Chemically Crosslinked Lactate Dehydrogenase: Stability and Reconstitution After Glutaraldehyde Fixation

Lactate dehydrogenase (LDH) from pig heart was stabilized in its tetrameric state by crosslinking with glutaraldehyde. The product (containing 82% tetramers, 9% dimers, 6% monomers, and 3% aggregates) retained up to approximately equal to 60% of its original activity without detectable changes in the spectral and catalytic properties of the enzyme. Fixation of the native quaternary structure enhances the stability of the enzyme: the equilibrium transitions of heat and guanidine deactivation are shifted from 60 to 65 degrees C and CG.HCl = 0.3 to 1.0 M, respectively.
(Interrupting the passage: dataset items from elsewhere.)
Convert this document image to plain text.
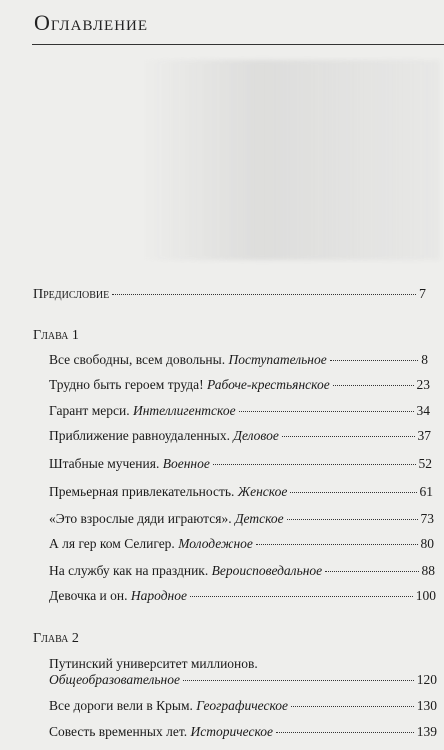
Оглавление
Предисловие	7
Глава 1
Все свободны, всем довольны.
Поступательное	8
Трудно быть героем труда!
Рабоче-крестьянское	23
Гарант мерси.
Интеллигентское	34
Приближение равноудаленных.
Деловое	37
Штабные мучения.
Военное	52
Премьерная привлекательность.
Женское	61
«Это взрослые дяди играются».
Детское	73
А ля гер ком Селигер.
Молодежное	80
На службу как на праздник.
Вероисповедальное	88
Девочка и он.
Народное	100
Глава 2
Путинский университет миллионов.
Общеобразовательное	120
Все дороги вели в Крым.
Географическое	130
Совесть временных лет.
Историческое	139
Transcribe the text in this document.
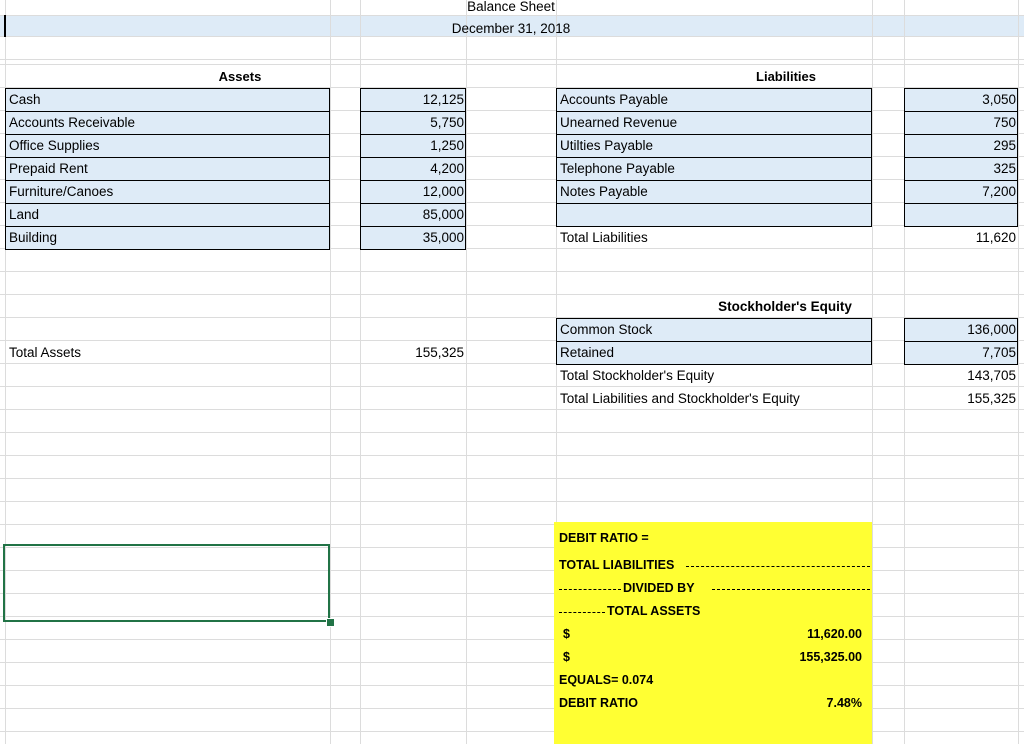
Balance Sheet
December 31, 2018
Assets	Liabilities
Cash	12,125
Accounts Receivable	5,750
Office Supplies	1,250
Prepaid Rent	4,200
Furniture/Canoes	12,000
Land	85,000
Building	35,000
Total Assets	155,325
Accounts Payable	3,050
Unearned Revenue	750
Utilties Payable	295
Telephone Payable	325
Notes Payable	7,200
Total Liabilities	11,620
Stockholder's Equity
Common Stock	136,000
Retained	7,705
Total Stockholder's Equity	143,705
Total Liabilities and Stockholder's Equity	155,325
DEBIT RATIO =
TOTAL LIABILITIES
DIVIDED BY
TOTAL ASSETS
$	11,620.00
$	155,325.00
EQUALS= 0.074
DEBIT RATIO	7.48%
Deactivation and denaturation of the crosslinked enzyme do not coincide: the equilibrium transition of fluorescence emission at CG.HCl approximately equal to 3.5 M is paralleled by a significant decrease in cooperativity. The kinetics of thermal denaturation allow structural transitions within a partially crosslinked, native‐like species (less than or equal to 10%) to be separated from the unfolding of the fully crosslinked enzyme. The corresponding first‐order rate constants at CLDH = 10 micrograms/ml and 60 degrees C are 4.5 × 10(‐4) and 2.7 × 10(‐5)s‐1, respectively. The yield of reconstitution of the crosslinked enzyme after acid denaturation does not exceed 30%; the rate of reactivation is fast due to the significant residual structure of the acid‐denatured enzyme. Rate‐determining association (which dominates the reconstitution of the unmodified enzyme) does not contribute to the kinetic mechanism. After complete randomization in 6 M guanidinium chloride, incorrect near‐neighbor interactions between the crosslinked subunits essentially block the reconstitution of the native structure and function.